From left to right: capers, tomato chilli conserve, mixed seeds, dried basil, dried oregano and sun dried tomatoes.
It’s been a few weeks now and I’m still pining over the Salento sunshine and all of the incredible produce it gives light to. The daily drive to the beach, through olive groves and farmland, made you do a double take to make sure the rich, red, chunky soil was actually real and not just your sunglasses deceiving you. Touch the soil and it’s so unbelievably soft, warm and powdery its no wonder the food tastes so damn good. The daily gasps on spotting this red soil continued for the duration of our holiday. Fields of giant ripe melons ready to be guzzled, pomegranate trees with their fruit hanging so low you could reach them from the car window, roadside lines of prickly pears with their paddles proudly presenting the tinged orange fruit which were screaming to be picked – harvest time here must be never-ending!

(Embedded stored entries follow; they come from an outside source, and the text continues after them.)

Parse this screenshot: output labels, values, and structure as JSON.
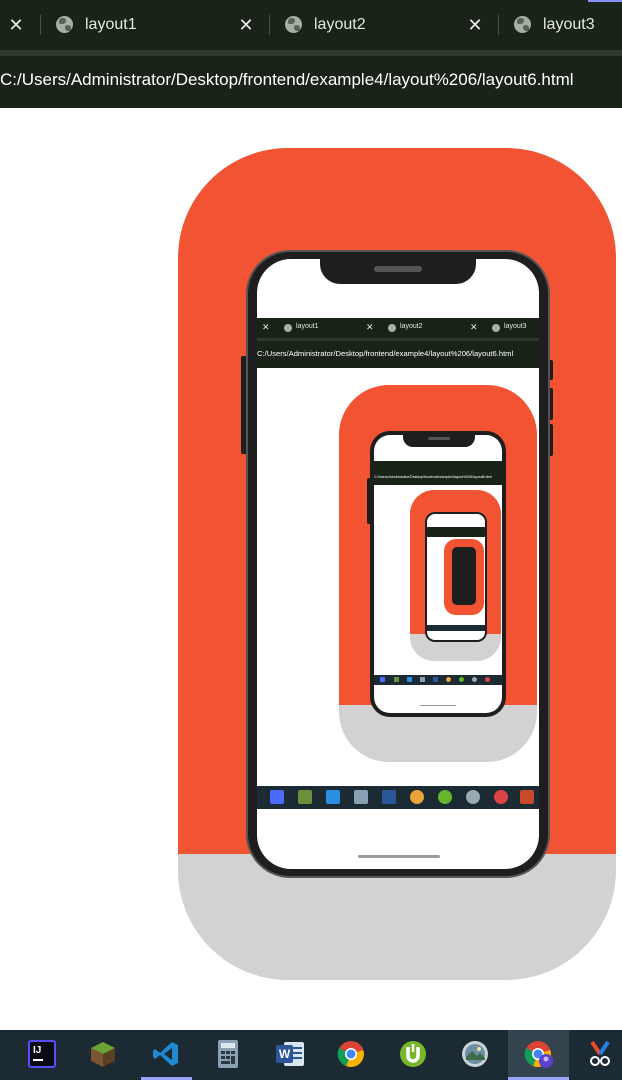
{
  "browser": {
    "tabs": [
      {
        "title": "layout1",
        "close": "✕"
      },
      {
        "title": "layout2",
        "close": "✕"
      },
      {
        "title": "layout3",
        "close": "✕"
      }
    ],
    "address": "C:/Users/Administrator/Desktop/frontend/example4/layout%206/layout6.html"
  },
  "colors": {
    "frame_top": "#f25433",
    "frame_bottom": "#d2d2d2",
    "chrome": "#192318",
    "taskbar": "#1c2a33"
  },
  "taskbar": {
    "icons": [
      {
        "name": "intellij-icon",
        "label": "IJ"
      },
      {
        "name": "minecraft-icon",
        "label": ""
      },
      {
        "name": "vscode-icon",
        "label": ""
      },
      {
        "name": "calculator-icon",
        "label": ""
      },
      {
        "name": "word-icon",
        "label": "W"
      },
      {
        "name": "chrome-icon",
        "label": ""
      },
      {
        "name": "utorrent-icon",
        "label": ""
      },
      {
        "name": "photos-icon",
        "label": ""
      },
      {
        "name": "chrome-profile-icon",
        "label": ""
      },
      {
        "name": "snipping-tool-icon",
        "label": ""
      }
    ]
  }
}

My dad gleefully telling me ‘Gabriella you can grow anything in Salento! You just throw a few seeds down with water and before you know it you have a tree’
September is a great time to visit Salento. The festival season is still going strong, the sea is incredibly warm and the produce is plentiful. It’s also time for people to finish the last of their summer preserving. And therefore a great time for of us as we got to bring home lots of homegrown goodies!
It might be harder to make the beautiful sundried preserves here in the UK, but what we can do is dry herbs. It so easy and means your garden herbs don’t go to waste.
Ingredients
A bunch of herbs of your choice
Method
- Freshly pick your herbs from the garden. Bunch together, tie with some string and hang up to dry.
- Once dried (this will take a few months) pick the dried leaves off and store in an airtight jar.